In lieu of its normally full slate of live events, the Department of Music is sharing a variety of faculty and student projects on a new Quarantunes page.
The site includes music from pianist Xak Bjerken, violinist Ariana Kim, voice instructor Steven Stull (an aria from Mozart’s “The Magic Flute”); and projects by Lucy Fitz Gibbon and Ryan McCullough, postdoc Mark Gotham and the Cornell Concert Series. New content is added regularly.
Keyboard performances by Professor Emeritus Malcolm Bilson are added each Monday; including Felix Mendelssohn’s meditative “Song Without Words” in A flat Major on a replica six-octave Viennese fortepiano. The series features historic keyboards from Bilson’s collection of “old pianos.”
“I had a concert March 4 in Vienna at Musikverein … but I didn’t want to risk it,” Bilson said. “I lost a good concert, so I thought I would play for people from home and started with a camera making recordings. I’m having a good time doing it.”

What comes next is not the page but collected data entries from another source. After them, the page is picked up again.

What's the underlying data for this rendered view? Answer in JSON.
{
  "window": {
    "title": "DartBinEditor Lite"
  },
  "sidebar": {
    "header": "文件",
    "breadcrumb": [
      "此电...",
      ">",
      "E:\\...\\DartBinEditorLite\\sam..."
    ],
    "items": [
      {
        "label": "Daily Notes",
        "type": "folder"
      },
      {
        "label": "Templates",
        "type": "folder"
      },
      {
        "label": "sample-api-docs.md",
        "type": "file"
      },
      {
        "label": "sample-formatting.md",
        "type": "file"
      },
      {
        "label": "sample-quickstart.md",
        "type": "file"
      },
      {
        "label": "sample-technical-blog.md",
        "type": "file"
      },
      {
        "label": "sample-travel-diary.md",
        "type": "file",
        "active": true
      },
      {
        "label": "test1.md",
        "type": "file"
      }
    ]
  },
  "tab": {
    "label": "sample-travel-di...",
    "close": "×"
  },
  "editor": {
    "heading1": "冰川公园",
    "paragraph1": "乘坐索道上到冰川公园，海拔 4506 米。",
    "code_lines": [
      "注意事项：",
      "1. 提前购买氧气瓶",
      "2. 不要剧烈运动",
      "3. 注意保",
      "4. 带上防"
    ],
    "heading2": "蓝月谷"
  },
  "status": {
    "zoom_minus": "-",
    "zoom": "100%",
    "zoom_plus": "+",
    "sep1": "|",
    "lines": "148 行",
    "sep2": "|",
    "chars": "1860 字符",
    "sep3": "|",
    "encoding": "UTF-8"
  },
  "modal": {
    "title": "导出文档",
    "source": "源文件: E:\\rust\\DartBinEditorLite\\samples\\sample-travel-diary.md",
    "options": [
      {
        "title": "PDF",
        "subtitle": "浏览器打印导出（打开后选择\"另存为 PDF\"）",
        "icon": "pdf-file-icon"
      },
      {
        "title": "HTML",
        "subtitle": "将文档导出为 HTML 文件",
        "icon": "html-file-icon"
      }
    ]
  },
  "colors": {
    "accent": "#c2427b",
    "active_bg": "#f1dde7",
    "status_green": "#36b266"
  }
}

Bilson prepared an hourlong video program of music with commentary for residents of Kendal at Ithaca, another inspiration for his home recordings; it showed recently on Kendal’s CCTV network.
Bilson also has been trading limericks with Jonathan Uphoff ’92, J.D. ’97, son of Professor Emeritus of Government Norman Uphoff and Dr. Marguerite Uphoff of Ithaca.
He shared this one:
I wanted to make music for Kendal,
Could be Bach, might be Brahms, even Händel.
But the building got shuttered,
My playing then stuttered.
I wonder when all of this end’ll.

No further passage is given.